Karen Kain, the country’s best-known and arguably best-loved ballerina, was named artistic director of the National Ballet of Canada, reported The Globe and Mail June 23. Kain, 54, succeeds James Kudelka. For seven years, she has been the company’s artistic associate under Kudelka, who resigned last month. Penelope Reed Doob, Chair of York University’s Dance Department and co-author of Kain’s 1998 autobiography, Movement Never Lies, said: “Karen is the best person anywhere in the world for the job. She’s had six or seven years as apprentice to James and she’s come through it brilliantly. And I’m factoring in her international clout, of which she has a huge amount.” Reed Doob, who was consulted by the National Ballet’s search committee, said that in addition to her knowledge of dance, Kain excels “as a diplomat, as a politician, as a kind person who knows how to make tough decisions.”
Toronto’s ward mentality could derail subway, says York administrator
Ted Spence, York University senior policy adviser, says a subway extension to the York campus will never happen if city councillors are preoccupied with their wards, reported the Toronto Star June 23. Spence was one of 80 participants at the Strong Toronto, Strong Ontario forum at Mitchell Field Community Centre in Willowdale Wednesday night. But that’s what the current system of one councillor, one vote encourages, said communications consultant Howard Brown. Seated at tables of 10, they were tackling the dilemma of how a strong Toronto needs both strong neighbourhoods and a strong regional vision.
Spadina extension a costly luxury for the very few
Following the release of retired judge Edward Saunders’s report about the propriety of York’s sale of land to Tribute Communities, Globe and Mail columnist John Barber wrote June 23 that it’s time to usher the real York University scandal into the limelight. Toronto Transit Commission Chair Howard Moscoe puts it in a nutshell: “York had a grandiose secondary plan that called for high-rise development, and that was the justification for the subway. Now they’ve responded to the market, built the low-rise development and still expect the province to kick in the subway. It doesn’t make a whole lot of sense.”
In cities that work, argued Barber, both private and public enterprise make subways pay by capturing revenue from intensive real-estate development along the line. The “string of pearls” visible along the original Yonge line – concentrations of high-rise development at each of the original stations — proves that Toronto once knew what it was doing. Today, however, retrograde politics and short-sighted decision-making – a “village” at York, a grotty “park” on an army base crying out for intensification – forecloses that style of revenue-producing growth even before any new lines are built. Like the ill-fated Sheppard line, the Spadina extension will provide luxury service to the very few, at massive expense to the many, ignoring the needs of the city.

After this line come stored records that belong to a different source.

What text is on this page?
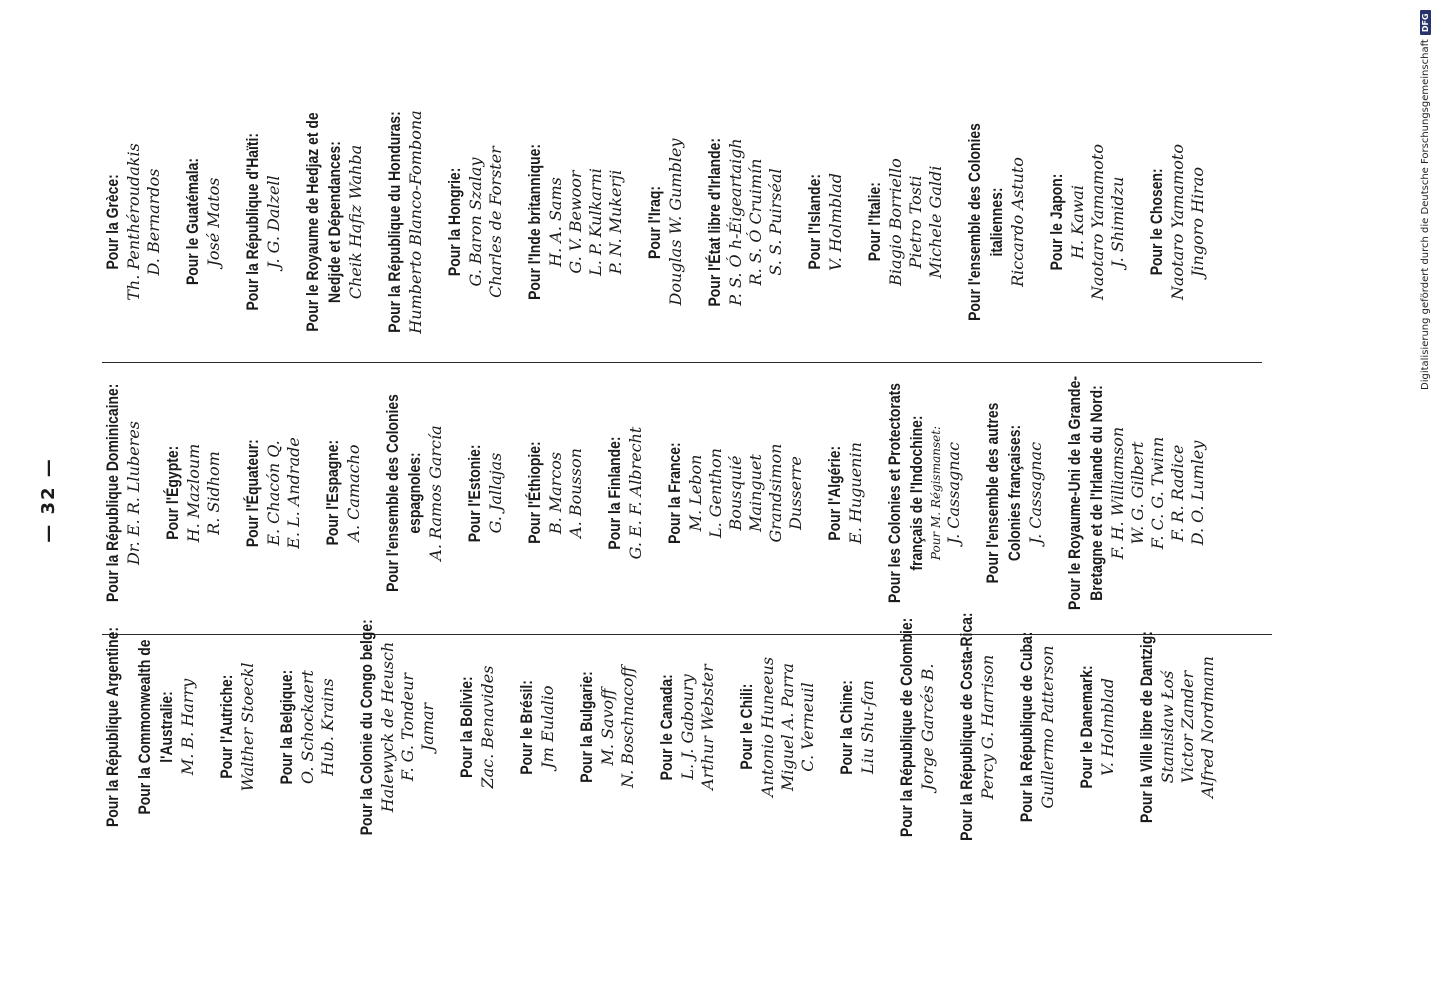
— 32 —
Pour la République Argentine: Pour la Commonwealth de l'Australie: M. B. Harry Pour l'Autriche: Walther Stoeckl Pour la Belgique: O. Schockaert Hub. Krains Pour la Colonie du Congo belge: Halewyck de Heusch F. G. Tondeur Jamar Pour la Bolivie: Zac. Benavides Pour le Brésil: Jm Eulalio Pour la Bulgarie: M. Savoff N. Boschnacoff Pour le Canada: L. J. Gaboury Arthur Webster Pour le Chili: Antonio Huneeus Miguel A. Parra C. Verneuil Pour la Chine: Liu Shu-fan Pour la République de Colombie: Jorge Garcés B. Pour la République de Costa-Rica: Percy G. Harrison Pour la République de Cuba: Guillermo Patterson Pour le Danemark: V. Holmblad Pour la Ville libre de Dantzig: Stanisław Łoś Victor Zander Alfred Nordmann
Pour la République Dominicaine: Dr. E. R. Lluberes Pour l'Égypte: H. Mazloum R. Sidhom Pour l'Équateur: E. Chacón Q. E. L. Andrade Pour l'Espagne: A. Camacho Pour l'ensemble des Colonies espagnoles: A. Ramos García Pour l'Estonie: G. Jallajas Pour l'Éthiopie: B. Marcos A. Bousson Pour la Finlande: G. E. F. Albrecht Pour la France: M. Lebon L. Genthon Bousquié Mainguet Grandsimon Dusserre Pour l'Algérie: E. Huguenin Pour les Colonies et Protectorats français de l'Indochine: Pour M. Régismanset: J. Cassagnac Pour l'ensemble des autres Colonies françaises: J. Cassagnac Pour le Royaume-Uni de la Grande-Bretagne et de l'Irlande du Nord: F. H. Williamson W. G. Gilbert F. C. G. Twinn F. R. Radice D. O. Lumley
Pour la Grèce: Th. Penthéroudakis D. Bernardos Pour le Guatémala: José Matos Pour la République d'Haïti: J. G. Dalzell Pour le Royaume de Hedjaz et de Nedjde et Dépendances: Cheik Hafiz Wahba Pour la République du Honduras: Humberto Blanco-Fombona Pour la Hongrie: G. Baron Szalay Charles de Forster Pour l'Inde britannique: H. A. Sams G. V. Bewoor L. P. Kulkarni P. N. Mukerji Pour l'Iraq: Douglas W. Gumbley Pour l'État libre d'Irlande: P. S. Ó h-Éigeartaigh R. S. Ó Cruimín S. S. Puirséal Pour l'Islande: V. Holmblad Pour l'Italie: Biagio Borriello Pietro Tosti Michele Galdi Pour l'ensemble des Colonies italiennes: Riccardo Astuto Pour le Japon: H. Kawai Naotaro Yamamoto J. Shimidzu Pour le Chosen: Naotaro Yamamoto Jingoro Hirao	Digitalisierung gefördert durch die Deutsche Forschungsgemeinschaft
DFG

Top court to hear same-sex benefits case
The Supreme Court of Canada was poised to announce Thursday if it would hear a far-reaching case on whether the government of Canada must pay Canada Pension Plan survivor benefits to gay men and lesbians retroactive to 1985 when the Charter of Rights and Freedom’s guarantee of equality came into force, reported CanWest News Service June 23. Bruce Ryder, a professor at York’s Osgoode Hall Law School, said the government is arguing against “conventional legal wisdom” that Charter remedies become available at the same time that Charter rights arise. The effect of an earlier Ontario Appeal Court decision “deprives the same-sex couples who initiated the litigation of full equality,” he said. The appeal court agreed their equality rights were unjustifiably infringed by the denial of CPP survivor benefits, but the ruling effectively restricts many of them to collecting less than the full amount of pension arrears.

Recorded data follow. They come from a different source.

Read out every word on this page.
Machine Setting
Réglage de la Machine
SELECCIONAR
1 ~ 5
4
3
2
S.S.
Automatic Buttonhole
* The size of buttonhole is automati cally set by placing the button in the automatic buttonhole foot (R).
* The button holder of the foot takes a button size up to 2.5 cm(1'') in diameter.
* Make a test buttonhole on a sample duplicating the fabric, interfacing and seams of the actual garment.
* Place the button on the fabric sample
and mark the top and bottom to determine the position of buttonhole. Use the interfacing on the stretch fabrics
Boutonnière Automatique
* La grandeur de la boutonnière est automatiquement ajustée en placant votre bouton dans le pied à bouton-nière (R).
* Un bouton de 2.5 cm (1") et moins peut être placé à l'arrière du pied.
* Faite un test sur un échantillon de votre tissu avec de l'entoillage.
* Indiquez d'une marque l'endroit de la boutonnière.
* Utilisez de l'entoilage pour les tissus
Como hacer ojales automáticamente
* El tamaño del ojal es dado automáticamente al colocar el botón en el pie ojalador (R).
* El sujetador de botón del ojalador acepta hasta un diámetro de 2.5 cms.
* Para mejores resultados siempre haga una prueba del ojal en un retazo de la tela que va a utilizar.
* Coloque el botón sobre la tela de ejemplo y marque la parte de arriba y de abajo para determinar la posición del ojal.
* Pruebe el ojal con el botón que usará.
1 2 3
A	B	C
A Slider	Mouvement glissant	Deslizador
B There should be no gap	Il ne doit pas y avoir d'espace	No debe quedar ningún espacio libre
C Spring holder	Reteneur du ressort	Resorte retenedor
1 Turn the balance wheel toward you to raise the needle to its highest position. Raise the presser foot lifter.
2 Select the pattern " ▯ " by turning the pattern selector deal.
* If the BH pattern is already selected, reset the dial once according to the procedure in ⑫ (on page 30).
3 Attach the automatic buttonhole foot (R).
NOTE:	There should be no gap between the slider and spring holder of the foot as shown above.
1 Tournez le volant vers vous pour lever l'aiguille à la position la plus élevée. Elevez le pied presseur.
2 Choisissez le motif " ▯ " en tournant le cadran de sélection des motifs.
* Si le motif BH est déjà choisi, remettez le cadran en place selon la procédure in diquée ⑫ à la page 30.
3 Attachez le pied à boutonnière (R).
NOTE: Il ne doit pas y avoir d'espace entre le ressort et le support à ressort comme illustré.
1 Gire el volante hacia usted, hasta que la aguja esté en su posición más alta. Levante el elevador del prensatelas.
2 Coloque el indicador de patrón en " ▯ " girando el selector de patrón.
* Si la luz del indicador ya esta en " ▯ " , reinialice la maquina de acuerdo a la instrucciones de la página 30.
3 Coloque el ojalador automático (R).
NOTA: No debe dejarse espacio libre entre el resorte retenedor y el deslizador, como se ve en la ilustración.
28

We spend more time watching videos than reading books
University student Ivan Mulkeen spends most of his leisure time playing video games and watching DVDs, and less time indulging in more traditional forms of entertainment like reading books, reported the Toronto Star June 23. “I can play a game 20 or 30 hours a week, while I can read a book in a day,” said Mulkeen, who is completing his undergraduate studies at York University. “The thing games try to tout is their replayability. There are few books that I want to read again.” Mulkeen’s entertainment habits put a human face on the results of a study made public Wednesday by global consultant PricewaterhouseCoopers LLP that found Canadians increasingly spending more of their disposable income on video games, the Internet and movies – and less on traditional forms of entertainment such as sporting events and magazines.

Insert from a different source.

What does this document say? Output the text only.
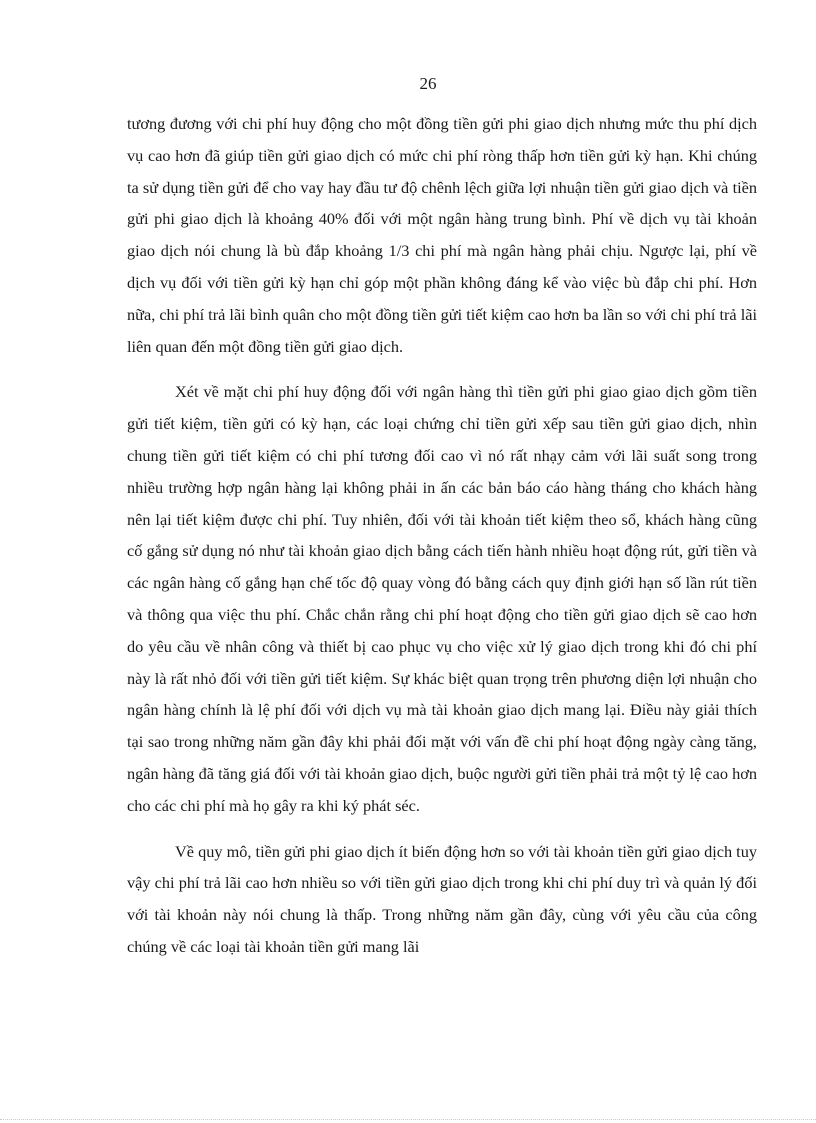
26

tương đương với chi phí huy động cho một đồng tiền gửi phi giao dịch nhưng mức thu phí dịch vụ cao hơn đã giúp tiền gửi giao dịch có mức chi phí ròng thấp hơn tiền gửi kỳ hạn. Khi chúng ta sử dụng tiền gửi để cho vay hay đầu tư độ chênh lệch giữa lợi nhuận tiền gửi giao dịch và tiền gửi phi giao dịch là khoảng 40% đối với một ngân hàng trung bình. Phí về dịch vụ tài khoản giao dịch nói chung là bù đắp khoảng 1/3 chi phí mà ngân hàng phải chịu. Ngược lại, phí về dịch vụ đối với tiền gửi kỳ hạn chỉ góp một phần không đáng kể vào việc bù đắp chi phí. Hơn nữa, chi phí trả lãi bình quân cho một đồng tiền gửi tiết kiệm cao hơn ba lần so với chi phí trả lãi liên quan đến một đồng tiền gửi giao dịch.

Xét về mặt chi phí huy động đối với ngân hàng thì tiền gửi phi giao giao dịch gồm tiền gửi tiết kiệm, tiền gửi có kỳ hạn, các loại chứng chỉ tiền gửi xếp sau tiền gửi giao dịch, nhìn chung tiền gửi tiết kiệm có chi phí tương đối cao vì nó rất nhạy cảm với lãi suất song trong nhiều trường hợp ngân hàng lại không phải in ấn các bản báo cáo hàng tháng cho khách hàng nên lại tiết kiệm được chi phí. Tuy nhiên, đối với tài khoản tiết kiệm theo sổ, khách hàng cũng cố gắng sử dụng nó như tài khoản giao dịch bằng cách tiến hành nhiều hoạt động rút, gửi tiền và các ngân hàng cố gắng hạn chế tốc độ quay vòng đó bằng cách quy định giới hạn số lần rút tiền và thông qua việc thu phí. Chắc chắn rằng chi phí hoạt động cho tiền gửi giao dịch sẽ cao hơn do yêu cầu về nhân công và thiết bị cao phục vụ cho việc xử lý giao dịch trong khi đó chi phí này là rất nhỏ đối với tiền gửi tiết kiệm. Sự khác biệt quan trọng trên phương diện lợi nhuận cho ngân hàng chính là lệ phí đối với dịch vụ mà tài khoản giao dịch mang lại. Điều này giải thích tại sao trong những năm gần đây khi phải đối mặt với vấn đề chi phí hoạt động ngày càng tăng, ngân hàng đã tăng giá đối với tài khoản giao dịch, buộc người gửi tiền phải trả một tỷ lệ cao hơn cho các chi phí mà họ gây ra khi ký phát séc.

Về quy mô, tiền gửi phi giao dịch ít biến động hơn so với tài khoản tiền gửi giao dịch tuy vậy chi phí trả lãi cao hơn nhiều so với tiền gửi giao dịch trong khi chi phí duy trì và quản lý đối với tài khoản này nói chung là thấp. Trong những năm gần đây, cùng với yêu cầu của công chúng về các loại tài khoản tiền gửi mang lãi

Schulich gives $25 million to Calgary’s engineering school
A record $25-million donation Wednesday to the University of Calgary marks the first time Alberta taxpayers have matched a multimillion-dollar gift to one of the province’s cash-strapped post-secondary institutions, reported the Calgary Herald June 23. For the faculty of engineering, that donation, made by Ontario philanthropist and York University benefactor Seymour Schulich, amounts to a $50-million bonanza – which will be spent on more than 100 new scholarships and three research chairs.
- Stuart Shanker, distinguished research professor of psychology and philosophy at York’s Atkinson Faculty of Liberal & Professional Studies, was interviewed about his theory of how children learn to think and how it can help those with autism, on CTV-affiliate news programs in Sault Ste. Marie, Sudbury and North Bay June 22.